The old saying about music soothing savage beasts is a misquote, yet there is still some truth to it. Listening to music can help calm canine anxiety in several different ways. First, if your dog is stressed by loud or unfamiliar noises, music can help to block them out or cover them up. Furthermore, research has shown that music helps to relieve anxiety in dogs even if the source is something other than noise.

For music to be most effective as a means of relieving canine anxiety, you may have to cater to your dog's taste instead of your own. Research shows that dogs show the greatest response to classical music, with harp pieces being the most effective. This type of music is so soothing that it has even been used as a natural sedative in hospice settings.


Pheromones are chemicals released by the body, similar to hormones in some respects. The difference is that while hormones are intended to produce certain effects inside the body, pheromones affect other members of the same species in predictable ways. For example, after a mother dog gives birth, her body gives off pheromones that cause her puppies to feel calm and relaxed.

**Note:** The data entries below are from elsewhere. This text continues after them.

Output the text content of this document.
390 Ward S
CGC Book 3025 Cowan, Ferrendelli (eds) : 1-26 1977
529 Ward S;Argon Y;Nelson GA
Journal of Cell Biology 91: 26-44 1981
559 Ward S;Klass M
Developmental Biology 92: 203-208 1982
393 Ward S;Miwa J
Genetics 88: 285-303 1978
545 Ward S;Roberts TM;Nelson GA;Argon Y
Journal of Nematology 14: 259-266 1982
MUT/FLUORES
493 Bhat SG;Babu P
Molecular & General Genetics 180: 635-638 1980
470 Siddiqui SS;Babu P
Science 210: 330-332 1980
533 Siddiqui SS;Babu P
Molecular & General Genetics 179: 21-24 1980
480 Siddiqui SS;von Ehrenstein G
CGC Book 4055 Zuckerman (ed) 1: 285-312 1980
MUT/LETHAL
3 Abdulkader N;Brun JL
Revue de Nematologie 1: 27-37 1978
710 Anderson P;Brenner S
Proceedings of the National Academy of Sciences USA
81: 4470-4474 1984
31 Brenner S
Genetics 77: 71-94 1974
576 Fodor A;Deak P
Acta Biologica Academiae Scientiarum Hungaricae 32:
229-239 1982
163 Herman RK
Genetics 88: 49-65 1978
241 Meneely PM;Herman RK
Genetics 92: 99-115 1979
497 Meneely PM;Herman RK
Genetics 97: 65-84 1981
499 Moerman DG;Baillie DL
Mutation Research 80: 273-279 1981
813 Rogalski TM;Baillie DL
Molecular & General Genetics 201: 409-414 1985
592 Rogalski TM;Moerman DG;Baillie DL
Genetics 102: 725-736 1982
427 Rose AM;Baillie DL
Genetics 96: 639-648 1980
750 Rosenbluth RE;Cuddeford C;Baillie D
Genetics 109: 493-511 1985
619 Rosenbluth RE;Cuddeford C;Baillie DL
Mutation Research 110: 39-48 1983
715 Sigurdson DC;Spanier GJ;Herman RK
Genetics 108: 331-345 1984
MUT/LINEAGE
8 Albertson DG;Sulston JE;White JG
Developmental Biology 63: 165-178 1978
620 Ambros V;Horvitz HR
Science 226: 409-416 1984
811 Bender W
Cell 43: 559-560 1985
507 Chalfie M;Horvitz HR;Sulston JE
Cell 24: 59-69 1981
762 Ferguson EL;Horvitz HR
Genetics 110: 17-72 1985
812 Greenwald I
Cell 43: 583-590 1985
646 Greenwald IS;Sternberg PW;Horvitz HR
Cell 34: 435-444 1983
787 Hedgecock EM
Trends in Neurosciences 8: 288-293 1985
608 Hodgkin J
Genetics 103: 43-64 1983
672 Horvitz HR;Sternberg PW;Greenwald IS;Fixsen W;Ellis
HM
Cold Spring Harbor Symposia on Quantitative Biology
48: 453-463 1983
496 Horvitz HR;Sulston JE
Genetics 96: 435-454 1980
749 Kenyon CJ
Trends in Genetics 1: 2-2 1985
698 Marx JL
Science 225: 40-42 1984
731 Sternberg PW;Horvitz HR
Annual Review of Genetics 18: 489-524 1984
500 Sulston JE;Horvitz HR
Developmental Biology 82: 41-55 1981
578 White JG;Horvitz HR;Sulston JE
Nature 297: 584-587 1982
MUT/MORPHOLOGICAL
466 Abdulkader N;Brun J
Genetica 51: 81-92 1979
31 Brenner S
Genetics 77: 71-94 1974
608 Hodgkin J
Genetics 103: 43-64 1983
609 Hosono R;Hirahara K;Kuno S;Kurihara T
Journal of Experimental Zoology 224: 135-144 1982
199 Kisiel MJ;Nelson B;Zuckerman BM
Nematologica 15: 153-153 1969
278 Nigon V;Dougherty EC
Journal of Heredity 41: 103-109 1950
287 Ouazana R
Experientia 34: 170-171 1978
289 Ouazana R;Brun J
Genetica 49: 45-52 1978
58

Products such as Adaptil use a synthetically created analog of the pheromone to produce the same effect in adult dogs. It is available as a diffuser to spread the scent in the air throughout the house. Other options include a travel spray and a collar infused with the pheromone analog.


Exercise is an effective and trustworthy method of relieving your dog's anxiety. For one thing, a nice long walk or a vigorous game of catch can tire him out so that he no longer has the energy to dwell on his problems. However, that is not the only reason that exercise has a calming effect.

Endorphins are chemicals produced in the brains of dogs and humans in response to physical activity. They attach to certain neurons similarly to the way that narcotic pain relievers do. Like narcotics, endorphins relieve pain, elevate mood, and promote relaxation, but without the harmful side effects. Exercising with your dog may release your endorphins as well as hers, so that you both feel happy and calm afterward. Of course, exercise also has other physical health benefits for both you and your dog.

While you do not want your dog to suffer unnecessarily, there are other reasons why you should take his anxiety seriously and look for ways to relieve it. Dogs that are under stress can sometimes become aggressive toward other animals or humans.